Stand: EL 102 – ET: 04/2014

Der Anteil am Gesamtsozialversicherungsbeitrag, den der ArbN im Innenverhältnis zum ArbG nach Beitragsrecht zu tragen hat (zu Einzelheiten > Rz 16), wird grundsätzlich aus dem versteuerten Arbeitslohn erbracht (BFH/NV 2007, 2283 mwN). Die Beiträge sind jedoch als Vorsorgeaufwendungen für die sog Basisversorgung beschränkt abziehbar (>  Sonderausgaben Rz 25 ff) und werden beim laufenden LSt-Abzug durch die > Vorsorgepauschale berücksichtigt.
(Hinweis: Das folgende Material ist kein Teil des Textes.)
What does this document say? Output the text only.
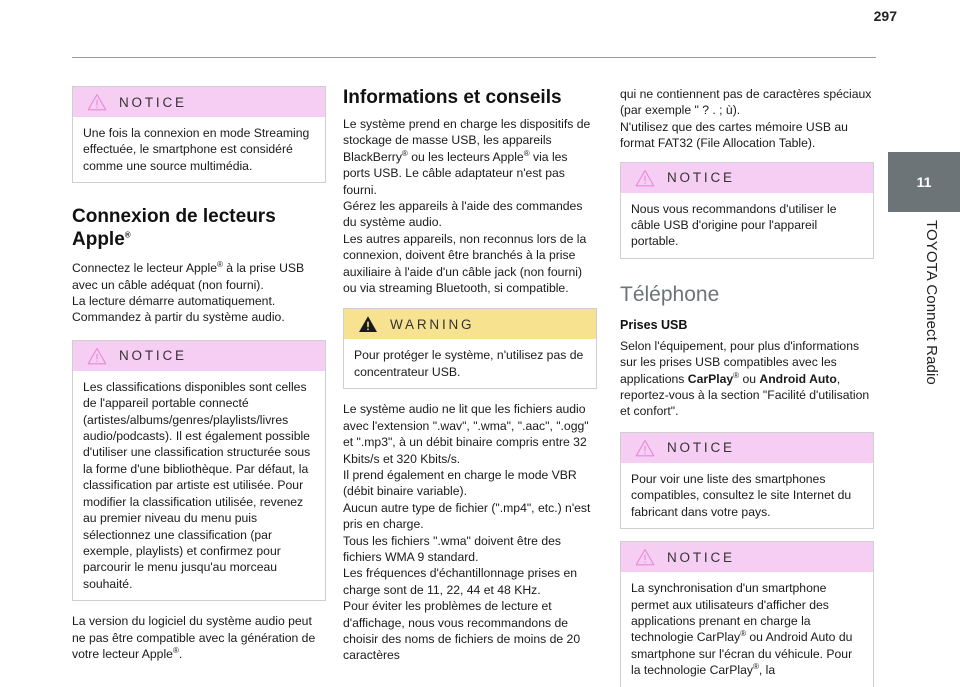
297
11
TOYOTA Connect Radio
NOTICE

Une fois la connexion en mode Streaming effectuée, le smartphone est considéré comme une source multimédia.

Connexion de lecteurs Apple®

Connectez le lecteur Apple® à la prise USB avec un câble adéquat (non fourni).
La lecture démarre automatiquement.
Commandez à partir du système audio.

NOTICE

Les classifications disponibles sont celles de l'appareil portable connecté (artistes/albums/genres/playlists/livres audio/podcasts). Il est également possible d'utiliser une classification structurée sous la forme d'une bibliothèque. Par défaut, la classification par artiste est utilisée. Pour modifier la classification utilisée, revenez au premier niveau du menu puis sélectionnez une classification (par exemple, playlists) et confirmez pour parcourir le menu jusqu'au morceau souhaité.

La version du logiciel du système audio peut ne pas être compatible avec la génération de votre lecteur Apple®.

Informations et conseils

Le système prend en charge les dispositifs de stockage de masse USB, les appareils BlackBerry® ou les lecteurs Apple® via les ports USB. Le câble adaptateur n'est pas fourni.
Gérez les appareils à l'aide des commandes du système audio.
Les autres appareils, non reconnus lors de la connexion, doivent être branchés à la prise auxiliaire à l'aide d'un câble jack (non fourni) ou via streaming Bluetooth, si compatible.

WARNING

Pour protéger le système, n'utilisez pas de concentrateur USB.

Le système audio ne lit que les fichiers audio avec l'extension ".wav", ".wma", ".aac", ".ogg" et ".mp3", à un débit binaire compris entre 32 Kbits/s et 320 Kbits/s.
Il prend également en charge le mode VBR (débit binaire variable).
Aucun autre type de fichier (".mp4", etc.) n'est pris en charge.
Tous les fichiers ".wma" doivent être des fichiers WMA 9 standard.
Les fréquences d'échantillonnage prises en charge sont de 11, 22, 44 et 48 KHz.
Pour éviter les problèmes de lecture et d'affichage, nous vous recommandons de choisir des noms de fichiers de moins de 20 caractères

qui ne contiennent pas de caractères spéciaux (par exemple " ? . ; ù).
N'utilisez que des cartes mémoire USB au format FAT32 (File Allocation Table).

NOTICE

Nous vous recommandons d'utiliser le câble USB d'origine pour l'appareil portable.

Téléphone
Prises USB

Selon l'équipement, pour plus d'informations sur les prises USB compatibles avec les applications CarPlay® ou Android Auto, reportez-vous à la section "Facilité d'utilisation et confort".

NOTICE

Pour voir une liste des smartphones compatibles, consultez le site Internet du fabricant dans votre pays.

NOTICE

La synchronisation d'un smartphone permet aux utilisateurs d'afficher des applications prenant en charge la technologie CarPlay® ou Android Auto du smartphone sur l'écran du véhicule. Pour la technologie CarPlay®, la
Beiträge zur GRV sind keine – vorweggenommenen – WK bei den Einkünften iSd § 22 EStG (vgl zum Alt­EinkG BFH 227, 137 = BStBl 2010 II, 282 – VerfB, BVerfG 2 BvR 289/10; > Renteneinkünfte Rz 117 mwH).

 

Rz. 52

Stand: EL 102 – ET: 04/2014

Werden gesetzliche ArbN-Anteile vom ArbG übernommen, fließt dem ArbN insoweit grundsätzlich stpfl Arbeitslohn zu. Obwohl sie versteuert werden, führen sie nicht zu Sonderausgaben des ArbN. Zwar werden als Arbeitslohn versteuerte Zuwendungen grundsätzlich wie eigene Aufwendungen des ArbN behandelt; es fehlt aber am Beitragscharakter dieser Aufwendungen, denn Grundlage der Nachversteuerung ist der Verzicht des ArbG, den ArbN-Anteil vom Arbeitslohn einzubehalten.

 

Rz. 53

Stand: EL 102 – ET: 04/2014

Aufwendungen des ArbN zur befreienden Lebensversicherung, für die freiwillige Weiterversicherung in der GRV, für eine öffentlich-rechtliche Versicherungs- oder Versorgungseinrichtung ihrer Berufsgruppe (zB > Berufsständische Versorgungseinrichtungen), zur privaten oder befreienden KV und PflV sowie zur Weiterversicherung in der GKV sind zwar keine gesetzlichen ArbN-Beiträge, weil eine gesetzliche Verpflichtung ggf nur zum Abschluss, nicht aber zur uneingeschränkten Fortführung derartiger Versicherungen besteht. Auch Beiträge zu solchen Versicherungen sind aber Vorsorgeaufwendungen iSv § 10 Abs 2 Satz 1 EStG.

 

Rz. 54

Stand: EL 102 – ET: 04/2014

Zu weiteren Einzelheiten > Sonderausgaben Rz 27 ff. Erbringt der ArbG Zukunftssicherungsleistungen iSv § 3 Nr 62 EStG auch für den Ehegatten des ArbN, so steht dem Ehegatten nur der ermäßigt Höchstbetrag des § 10 Abs 4 Satz 2 EStG zu (BFH 240, 147 = BStBl 2013 II, 608). Überdies hat die FinVerw zum SA-Abzug für Beiträge nach § 10 EStG ausführlich Stellung genommen (vgl BMF vom 19.08.2013, BStBl 2013 I, 1087).